Think about what you have here. The leaving group (Br) of this reaction is bonded to a tertiary carbon. This actually favors radicals, sn1, e1, and is forced E2 when there is a strong base present. It favors radicals because of inductive effects. The bonds to adjacent carbons donate electron density. They don't give electrons. It's a stabilizing effect due to proximity. It stabilizes carbocation formation for the same reasons. The only one not favored is Sn2. Sn2 reactions have to occur via a nucleophile coming in opposite the leaving group. In this case, the tertiary carbon is too sterically hindered for a nucleophile to come in opposite the leaving group. That is the absolute reason as to why Sn2 won't occur. I hope this helped you.

The concern here is that you're making an attempt to convert an alcohol into an alkyl halide.

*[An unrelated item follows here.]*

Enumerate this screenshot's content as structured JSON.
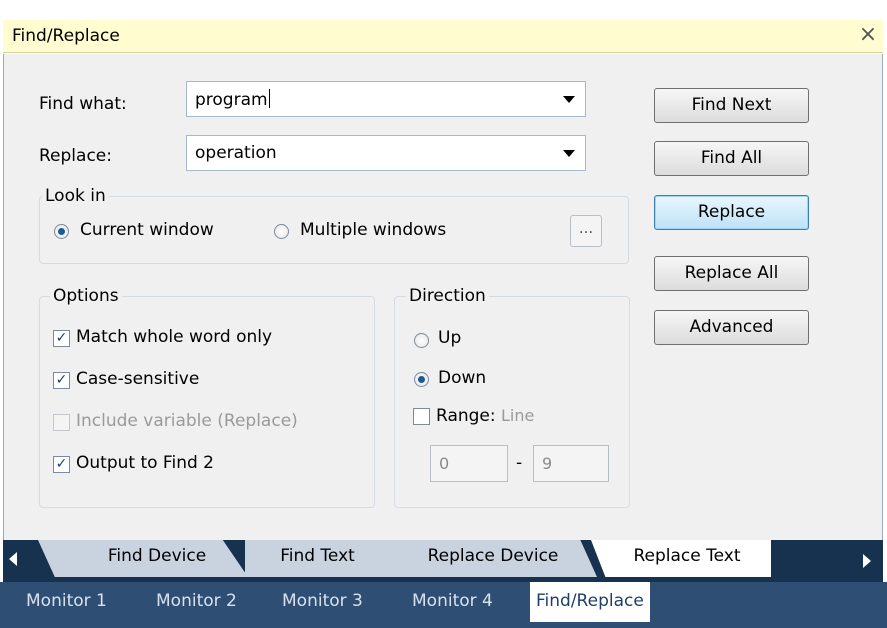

To do that you want an Sn2 response, which in flip requires a excellent leaving team. So here's the main issue: -OH, as it is, shouldn't be a just right leaving group. So including HBr gives no reaction, seeing that the OH cannot go away within the first situation. There are three methods to override this quandary: 1) Use an Sn1 mechanism: area the preliminary reactant to powerful acid. This may protonate the OH crew, making it into a excellent leaving group. As soon as the OH2+ goes off, you're left with a carbocation, and this conveniently reacts with HBr to type the preferred product. 2) Use an Sn2 mechanism: Add Tosylate chloride (TsCl for short) to your alcohol. This transforms the unhealthy leaving crew OH into thegood leaving staff O-Ts, and the Br can then be with ease brought, forming the favored product. Three) Brominate your alcohol immediately via adding PBr3.